The Bitcoin conference has concluded, and the market has declined as expected, which is even more alarming.

This kind of inertia thinking of "the market drops immediately after the conference ends" is a psychological trap that the main players repeatedly exploit. Last year, after the conference ended, the market corrected, so many people this time followed the trend to be bearish, resulting in the market indeed dropping, further deepening this kind of habitual cognition — this is the most frightening aspect.

Many people like to make decisions by comparing past market trends, such as comparing the rapid bull market of 2020 with the current slow bull market.
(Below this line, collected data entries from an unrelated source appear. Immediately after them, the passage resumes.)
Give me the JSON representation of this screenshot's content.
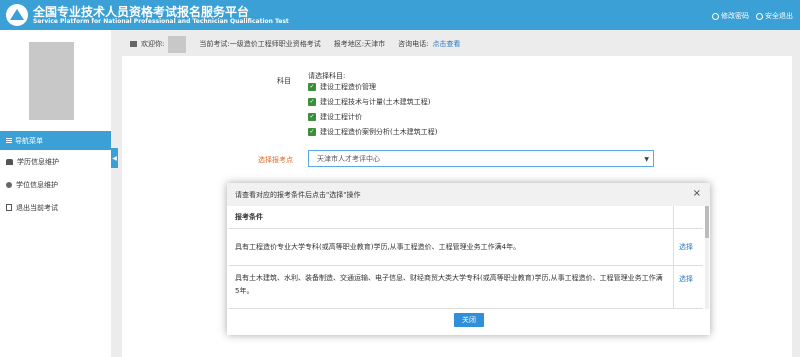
{
  "header": {
    "title_cn": "全国专业技术人员资格考试报名服务平台",
    "title_en": "Service Platform for National Professional and Technician Qualification Test",
    "change_password": "修改密码",
    "logout": "安全退出"
  },
  "sidebar": {
    "nav_title": "导航菜单",
    "items": [
      {
        "label": "学历信息维护",
        "icon": "graduation-cap-icon"
      },
      {
        "label": "学位信息维护",
        "icon": "school-icon"
      },
      {
        "label": "退出当前考试",
        "icon": "exit-icon"
      }
    ]
  },
  "info": {
    "welcome": "欢迎你:",
    "current_exam": "当前考试:一级造价工程师职业资格考试",
    "region": "报考地区:天津市",
    "hotline_label": "咨询电话:",
    "hotline_link": "点击查看"
  },
  "form": {
    "subject_label": "科目",
    "subject_prompt": "请选择科目:",
    "subjects": [
      {
        "label": "建设工程造价管理",
        "checked": true
      },
      {
        "label": "建设工程技术与计量(土木建筑工程)",
        "checked": true
      },
      {
        "label": "建设工程计价",
        "checked": true
      },
      {
        "label": "建设工程造价案例分析(土木建筑工程)",
        "checked": true
      }
    ],
    "site_label": "选择报考点",
    "site_value": "天津市人才考评中心"
  },
  "modal": {
    "title": "请查看对应的报考条件后点击\"选择\"操作",
    "col_header": "报考条件",
    "rows": [
      {
        "condition": "具有工程造价专业大学专科(或高等职业教育)学历,从事工程造价、工程管理业务工作满4年。",
        "action": "选择"
      },
      {
        "condition": "具有土木建筑、水利、装备制造、交通运输、电子信息、财经商贸大类大学专科(或高等职业教育)学历,从事工程造价、工程管理业务工作满5年。",
        "action": "选择"
      }
    ],
    "close_label": "关闭"
  },
  "colors": {
    "primary": "#3aa0d6",
    "accent": "#e06b2a",
    "link": "#2a78c2",
    "checkbox": "#3b8f3b"
  }
}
However, this round of bull market has seen a significant change in participants, capital volume, and the number of cryptocurrencies, and copying the model of the previous bull market will only lead to trading mistakes akin to "carving a boat to seek a sword."

The same issue also appears in the comparison of candlestick charts.

Some people compare the current trend with the correction before the peak of the previous bull market, believing it has reached a node of "bull to bear". But if making money could rely on such simple comparisons, most people would not suffer such heavy losses.

The truly effective trading mindset is to think of each trade as a reset, not being disturbed by the past, independently judging the current trend, and acting in accordance with it. The market is not complicated; what is complicated is human psychology. Forget about "what happened last time" and focus on "what happens this time"; this is the key to improving win rates.